Waarbij ik de afwezigheid van Véronique Gens het grootste gemis vind. Annette Dasch is een heerlijk jonge gravin, meer een speelse Rosina dan een adellijke dame om het zo uit te drukken, en zij vormt zowel op dat punt als qua uiterlijk werkelijk een ideaal duo met de Susanna van Rosemary Joshua. Zelden heb ik het spel en de onderlinge verhouding van dame en dienstmaagd aan het begin van de tweede akte zo overtuigend gezonden, en nooit eerder heb ik zelfs de wederzijdse erotische spanning tussen gravin en page zo geloofwaardig uitgebeeld gezien. Een echte gravin moet daar echter bovenuit groeien naar 'Dove sono' in de derde akte en naar de allure die Almaviva uiteindelijk brengt tot zijn 'Contessa perdono' aan het slot, en dat hoorde ik toch op de cd bij Gens meer dan hier bij Dasch.

Eenzelfde soort verfijnde lyriek op bepaalde momenten mis ik trouwens ook bij Joshua, een Susanna met een breed timbre vol modern, bijna pucciniaans vibrato, die evenmin lange lijnen trekt als Dasch. Wie zoekt naar de bijna etherische vocalistiek van zangeressen als Lisa Della Casa en Irmgard Seefried, is hier aan het verkeerde adres, maar het lijkt of René Jacobs het ook zo wilde. Op momenten waarop een lang doorgetrokken legatolijn mogelijk lijkt, laat hij die namelijk steevast doorbreken door een ingelaste versiering. Op meer momenten is zijn directie trouwens verre van traditioneel, en dan doel ik niet eens op zijn hoge tempi. Die kenden we ook al van sommige Mozart-dirigenten uit de jaren vijftig. Nee, hij vermijdt ook iedere indruk van 'eenheid in kleuring'. Hier geen pasteltinten-Mozart waarbij de solisten tijdens hun ensemblezang versmelten tot een volmaakte eenheid, maar constant een contrasteren van stemmingen en timbres in een contrapuntische verhouding tot het toneelbeeld van Martinoty, die ook ieder suggestie van dromerigheid uit de weg gaat. Heel fraai zijn in dat verband de decors van Hans Schavernoch, die bewust wel Mozarts tijd als uitgangspunt nam, maar dat vertaalde ik een ruimte vol schilderijen en andere voorwerpen, die een kelder onder het Louvre zou kunnen zijn. Dus geen ondanks alle visuele speelsheid en kleurigheid geen 'romantische plaatjes', en terecht. Mozart is geen 'romantiek' maar 'verlichting', om het maar even 'kort door de bocht' te formuleren, al je hoeft maar even naar zijn partituren te kijken om te weten dat daarbij zeker ook 'verfijning' past.
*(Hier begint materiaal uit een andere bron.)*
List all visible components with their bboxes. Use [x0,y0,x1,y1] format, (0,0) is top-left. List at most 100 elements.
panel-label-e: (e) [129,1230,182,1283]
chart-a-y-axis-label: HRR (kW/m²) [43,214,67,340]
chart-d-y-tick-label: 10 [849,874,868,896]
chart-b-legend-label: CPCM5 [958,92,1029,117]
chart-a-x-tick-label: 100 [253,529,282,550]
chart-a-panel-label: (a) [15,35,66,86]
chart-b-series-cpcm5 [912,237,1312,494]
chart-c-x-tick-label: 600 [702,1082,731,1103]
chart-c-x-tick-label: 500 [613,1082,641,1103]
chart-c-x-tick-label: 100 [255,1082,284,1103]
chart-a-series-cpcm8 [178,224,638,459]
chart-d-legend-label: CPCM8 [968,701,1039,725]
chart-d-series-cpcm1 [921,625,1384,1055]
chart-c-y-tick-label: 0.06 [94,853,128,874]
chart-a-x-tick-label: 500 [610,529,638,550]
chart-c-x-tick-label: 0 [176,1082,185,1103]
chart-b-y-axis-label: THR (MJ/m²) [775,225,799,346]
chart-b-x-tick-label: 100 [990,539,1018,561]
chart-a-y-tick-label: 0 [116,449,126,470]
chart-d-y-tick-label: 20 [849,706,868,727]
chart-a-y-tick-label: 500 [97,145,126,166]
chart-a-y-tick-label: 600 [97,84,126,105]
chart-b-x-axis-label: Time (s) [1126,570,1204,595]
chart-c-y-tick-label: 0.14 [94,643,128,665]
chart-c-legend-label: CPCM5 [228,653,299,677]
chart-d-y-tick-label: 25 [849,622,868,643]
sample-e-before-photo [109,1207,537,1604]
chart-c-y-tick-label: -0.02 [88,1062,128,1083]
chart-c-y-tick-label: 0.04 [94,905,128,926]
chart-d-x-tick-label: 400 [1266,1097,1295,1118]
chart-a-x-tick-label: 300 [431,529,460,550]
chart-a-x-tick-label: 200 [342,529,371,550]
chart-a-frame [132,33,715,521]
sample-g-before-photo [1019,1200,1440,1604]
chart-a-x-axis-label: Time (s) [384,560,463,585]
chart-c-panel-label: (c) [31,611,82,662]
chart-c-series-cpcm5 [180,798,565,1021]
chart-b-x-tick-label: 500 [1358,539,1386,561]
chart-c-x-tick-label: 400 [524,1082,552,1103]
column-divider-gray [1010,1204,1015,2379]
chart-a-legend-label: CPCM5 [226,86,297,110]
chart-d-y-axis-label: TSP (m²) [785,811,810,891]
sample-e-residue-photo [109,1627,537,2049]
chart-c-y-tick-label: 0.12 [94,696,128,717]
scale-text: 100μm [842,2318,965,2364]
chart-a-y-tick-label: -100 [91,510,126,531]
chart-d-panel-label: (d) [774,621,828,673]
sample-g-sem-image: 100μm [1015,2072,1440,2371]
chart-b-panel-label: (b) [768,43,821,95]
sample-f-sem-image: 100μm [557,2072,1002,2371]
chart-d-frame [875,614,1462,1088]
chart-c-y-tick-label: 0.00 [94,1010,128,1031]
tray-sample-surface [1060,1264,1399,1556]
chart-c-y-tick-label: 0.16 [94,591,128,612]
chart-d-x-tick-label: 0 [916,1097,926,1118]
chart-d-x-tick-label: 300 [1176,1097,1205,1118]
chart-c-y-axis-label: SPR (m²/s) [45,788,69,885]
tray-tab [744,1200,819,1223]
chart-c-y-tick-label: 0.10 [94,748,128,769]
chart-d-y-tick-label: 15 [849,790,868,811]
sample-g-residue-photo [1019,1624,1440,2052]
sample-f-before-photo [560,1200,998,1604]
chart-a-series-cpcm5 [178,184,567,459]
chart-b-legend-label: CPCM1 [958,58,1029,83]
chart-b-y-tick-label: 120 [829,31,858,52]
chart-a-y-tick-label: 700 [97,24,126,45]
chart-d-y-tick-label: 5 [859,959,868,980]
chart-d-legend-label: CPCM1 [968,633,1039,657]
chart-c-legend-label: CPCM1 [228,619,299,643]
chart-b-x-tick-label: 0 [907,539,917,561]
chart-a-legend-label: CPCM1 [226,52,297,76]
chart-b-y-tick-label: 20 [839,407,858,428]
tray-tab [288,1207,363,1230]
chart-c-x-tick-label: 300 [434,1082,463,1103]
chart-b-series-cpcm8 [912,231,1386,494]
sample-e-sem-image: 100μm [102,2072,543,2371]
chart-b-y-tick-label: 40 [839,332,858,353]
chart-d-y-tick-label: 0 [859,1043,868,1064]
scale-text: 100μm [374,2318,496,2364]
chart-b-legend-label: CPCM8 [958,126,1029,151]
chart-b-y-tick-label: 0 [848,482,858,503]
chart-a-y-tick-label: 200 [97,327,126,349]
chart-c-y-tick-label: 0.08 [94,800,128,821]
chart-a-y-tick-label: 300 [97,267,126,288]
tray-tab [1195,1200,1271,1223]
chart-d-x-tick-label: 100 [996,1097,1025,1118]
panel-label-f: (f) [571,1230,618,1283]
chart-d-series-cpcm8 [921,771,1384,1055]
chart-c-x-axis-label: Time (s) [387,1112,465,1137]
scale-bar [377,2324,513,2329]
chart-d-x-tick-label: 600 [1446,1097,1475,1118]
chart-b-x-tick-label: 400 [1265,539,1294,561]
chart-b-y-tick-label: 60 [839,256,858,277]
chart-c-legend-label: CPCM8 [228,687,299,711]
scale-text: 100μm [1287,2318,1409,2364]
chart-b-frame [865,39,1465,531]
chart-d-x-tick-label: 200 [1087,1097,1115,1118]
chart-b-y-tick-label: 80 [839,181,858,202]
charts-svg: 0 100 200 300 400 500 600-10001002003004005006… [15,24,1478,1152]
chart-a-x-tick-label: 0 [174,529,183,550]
Natuurlijk, partituren zijn niet om te lezen maar om tot klinken te brengen, en toch hecht ik nog altijd aan de visuele indruk van zo'n bladzijde vol lijnen, streepjes en bolletjes, en bij Mozart blijf ik daar een zorg voor het muzikale detail zien die ik bij maar weinig andere componisten in die mate terugvind. Dat detail wil ik dan ook horen, en niet alleen in tempo en dynamiek, maar ook in klank en harmonie, en zeker ook af en toe in een legatolijn. Wat Jacobs doet, vind ik uitermate opwindend, maar op den duur kan het vermoeiend werken, zeker als ik alleen maar - en ononderbroken - luister. Aan de andere kant heeft Mozart zijn Figaro natuurlijk nooit bedoeld om alleen maar naar te luisteren. Hij zal zelfs nooit hebben kunnen vermoeden dat latere generaties ooit de kans zouden krijgen dit te doen - en daarmee zitten we dan weer met een probleem waar we voorlopig niet uit zijn.
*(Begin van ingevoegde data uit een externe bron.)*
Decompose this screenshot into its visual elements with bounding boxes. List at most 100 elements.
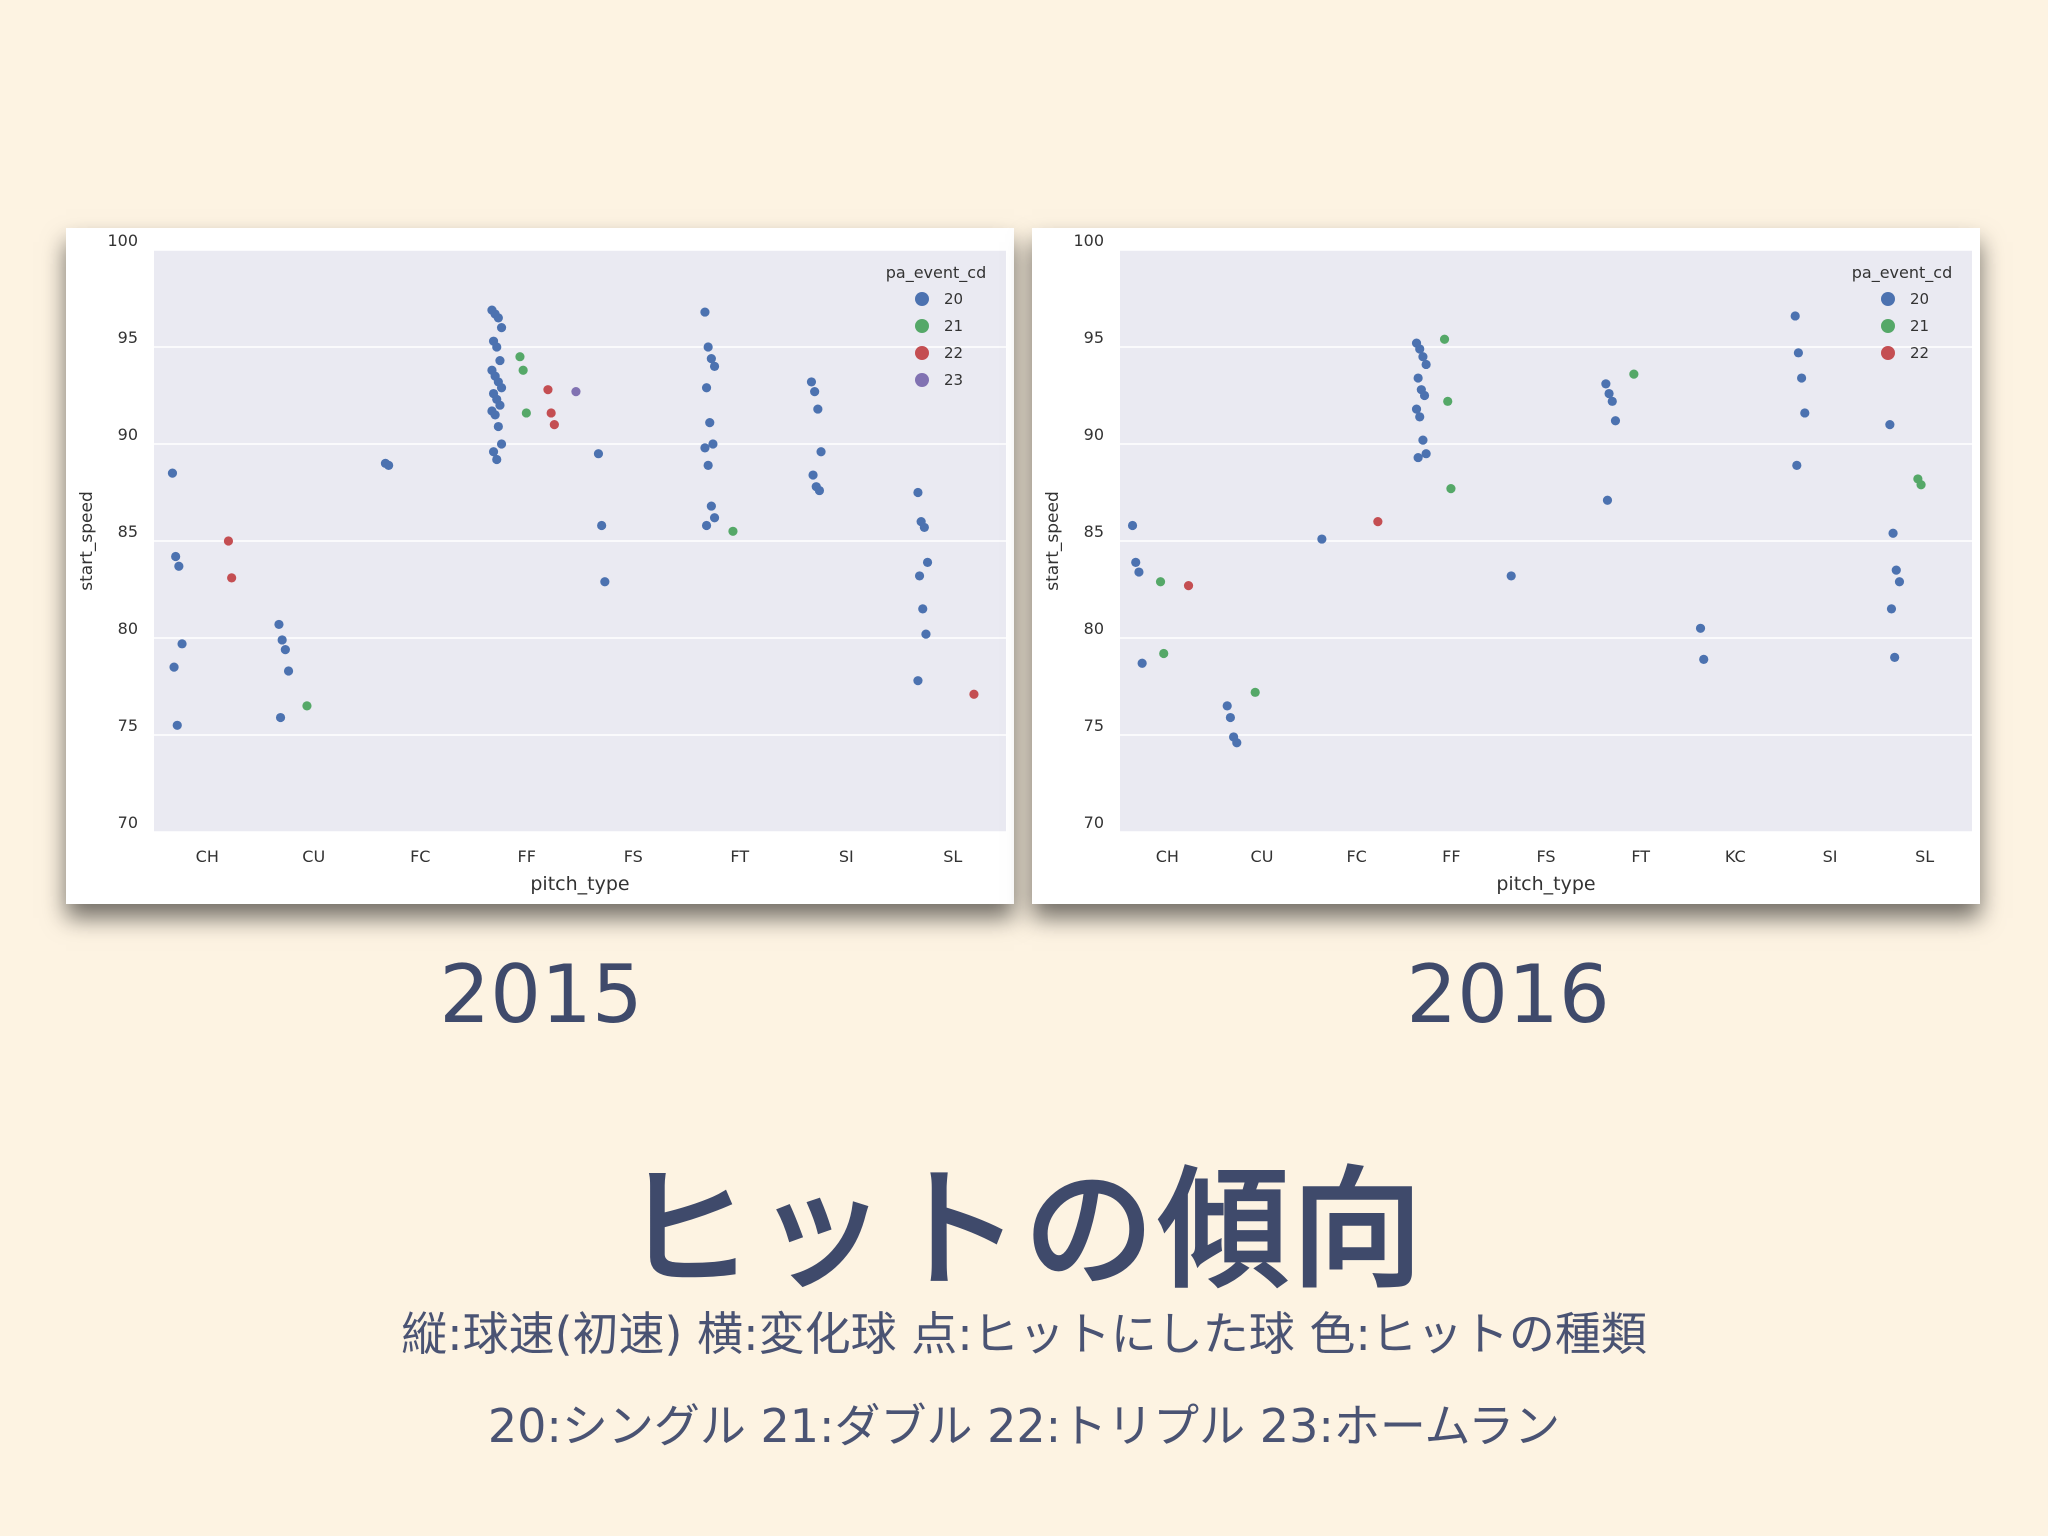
data-point-20 (177, 639, 187, 649)
data-point-20 (705, 418, 715, 428)
data-point-20 (496, 439, 507, 449)
x-axis-label: pitch_type (530, 873, 629, 895)
data-point-20 (1886, 604, 1897, 614)
data-point-20 (814, 485, 825, 496)
chart-panel-2015: 70 75 80 85 90 95 100 CH CU FC FF FS FT SI SL pitch_typ… (66, 228, 1014, 904)
scatter-chart-2015: 70 75 80 85 90 95 100 CH CU FC FF FS FT SI SL pitch_typ… (77, 231, 1006, 895)
data-point-20 (1413, 373, 1423, 383)
data-point-20 (1232, 738, 1242, 748)
x-tick-label: SI (1823, 847, 1838, 866)
data-point-20 (810, 387, 820, 397)
data-point-20 (600, 577, 610, 587)
legend-marker-20 (1881, 292, 1895, 306)
data-point-20 (1131, 557, 1141, 567)
x-tick-label: FC (410, 847, 430, 866)
data-point-23 (571, 387, 581, 397)
data-point-20 (593, 449, 604, 459)
data-point-21 (1159, 648, 1169, 659)
y-tick-label: 80 (118, 619, 138, 638)
data-point-20 (1885, 420, 1895, 430)
x-tick-label: CH (196, 847, 219, 866)
data-point-20 (597, 520, 607, 531)
data-point-22 (1183, 581, 1194, 591)
data-point-22 (549, 420, 559, 430)
x-axis-label: pitch_type (1496, 873, 1595, 895)
x-tick-label: FT (730, 847, 749, 866)
data-point-20 (280, 645, 290, 655)
data-point-22 (546, 408, 556, 418)
data-point-22 (1373, 517, 1383, 527)
data-point-20 (708, 439, 718, 449)
data-point-20 (1225, 712, 1235, 723)
legend-marker-21 (915, 319, 929, 333)
data-point-20 (274, 619, 284, 630)
data-point-21 (1446, 484, 1456, 494)
x-tick-label: SL (1915, 847, 1934, 866)
data-point-20 (1891, 565, 1901, 575)
data-point-21 (1629, 369, 1639, 379)
data-point-20 (1790, 311, 1800, 321)
x-tick-label: KC (1725, 847, 1746, 866)
data-point-20 (701, 383, 712, 393)
y-tick-label: 100 (1073, 231, 1104, 250)
data-point-20 (1610, 416, 1621, 426)
data-point-20 (1415, 412, 1425, 422)
data-point-20 (495, 355, 505, 366)
data-point-21 (515, 352, 525, 362)
data-point-20 (706, 354, 716, 364)
data-point-20 (275, 712, 286, 723)
legend-marker-20 (915, 292, 929, 306)
data-point-22 (969, 689, 979, 699)
legend-marker-23 (915, 373, 929, 387)
data-point-20 (169, 662, 179, 672)
data-point-20 (167, 468, 178, 478)
data-point-20 (1607, 396, 1617, 406)
data-point-22 (543, 385, 553, 395)
data-point-22 (227, 573, 237, 583)
data-point-20 (918, 604, 928, 614)
y-tick-label: 90 (1084, 425, 1104, 444)
x-tick-label: FS (624, 847, 643, 866)
data-point-20 (709, 361, 720, 371)
year-label-2016: 2016 (1406, 948, 1610, 1041)
data-point-20 (913, 676, 923, 686)
data-point-20 (706, 501, 716, 511)
data-point-20 (488, 447, 499, 457)
data-point-20 (703, 342, 713, 352)
y-tick-label: 90 (118, 425, 138, 444)
legend-label-20: 20 (944, 290, 963, 308)
x-tick-label: SL (943, 847, 962, 866)
year-label-2015: 2015 (439, 948, 643, 1041)
chart-panel-2016: 70 75 80 85 90 95 100 CH CU FC FF FS FT KC SI SL pitch_t… (1032, 228, 1980, 904)
data-point-20 (1792, 460, 1802, 470)
data-point-20 (174, 561, 184, 571)
data-point-20 (1127, 520, 1138, 531)
data-point-20 (1134, 567, 1144, 577)
data-point-20 (921, 629, 931, 639)
scatter-chart-2016: 70 75 80 85 90 95 100 CH CU FC FF FS FT KC SI SL pitch_t… (1043, 231, 1972, 895)
x-tick-label: FF (1442, 847, 1460, 866)
data-point-20 (1418, 435, 1428, 445)
data-point-20 (496, 383, 507, 393)
x-tick-label: FC (1346, 847, 1366, 866)
y-tick-label: 75 (118, 716, 138, 735)
data-point-20 (700, 443, 710, 453)
data-point-20 (171, 551, 181, 562)
data-point-20 (1413, 452, 1423, 463)
data-point-20 (1506, 571, 1516, 581)
y-axis-label: start_speed (77, 491, 97, 590)
legend-label-21: 21 (944, 317, 963, 335)
legend-label-20: 20 (1910, 290, 1929, 308)
data-point-20 (277, 635, 287, 645)
y-tick-label: 70 (118, 813, 138, 832)
data-point-21 (1916, 480, 1926, 490)
data-point-21 (302, 701, 312, 711)
data-point-20 (1602, 495, 1613, 505)
data-point-21 (518, 365, 528, 375)
data-point-20 (1137, 658, 1147, 668)
data-point-20 (813, 404, 823, 414)
data-point-20 (1421, 449, 1431, 459)
data-point-20 (490, 410, 500, 420)
data-point-20 (1415, 344, 1425, 354)
legend-title: pa_event_cd (886, 263, 986, 283)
Terug naar de uitvoering: Pietro Spagnoli (Almaviva) brengt iets meer italianità en verblind machogedrag mee dan Keenlyside op de cd, maar de laatste zorgde voor meer kleuring en nuances. De Figaro van Luca Pisaroni heeft daarentegen toch iets meer kern dan die van Lorenzo Ragazzo, al viel me vooral in zijn scènes op dat Jacobs en Martinoty soms het tempo uit de recitatieven halen. Jammer vind ik dat Jacobs voor Cherubino weer de keuze heeft laten vallen op Angelika Kirchschlager, een mooie en berouwbare mezzosopraan, dat zeker, maar voor mij toch niet de grootheid die velen in haar zien (wie herinnert zich nog de jonge Berganza?) Zij speelt heel leuk en zingt uitstekend, dat moet gezegd, maar ik had toch liever een lichter timbre à la Seefried, Mathis, Bayo of Schäfer gehoord, niet alleen op historische gronden, maar vooral omdat zo'n lichter timbre veel effectiever gecontrasteerd zou hebben met de vocaal rondborstige Susanna van Joshua.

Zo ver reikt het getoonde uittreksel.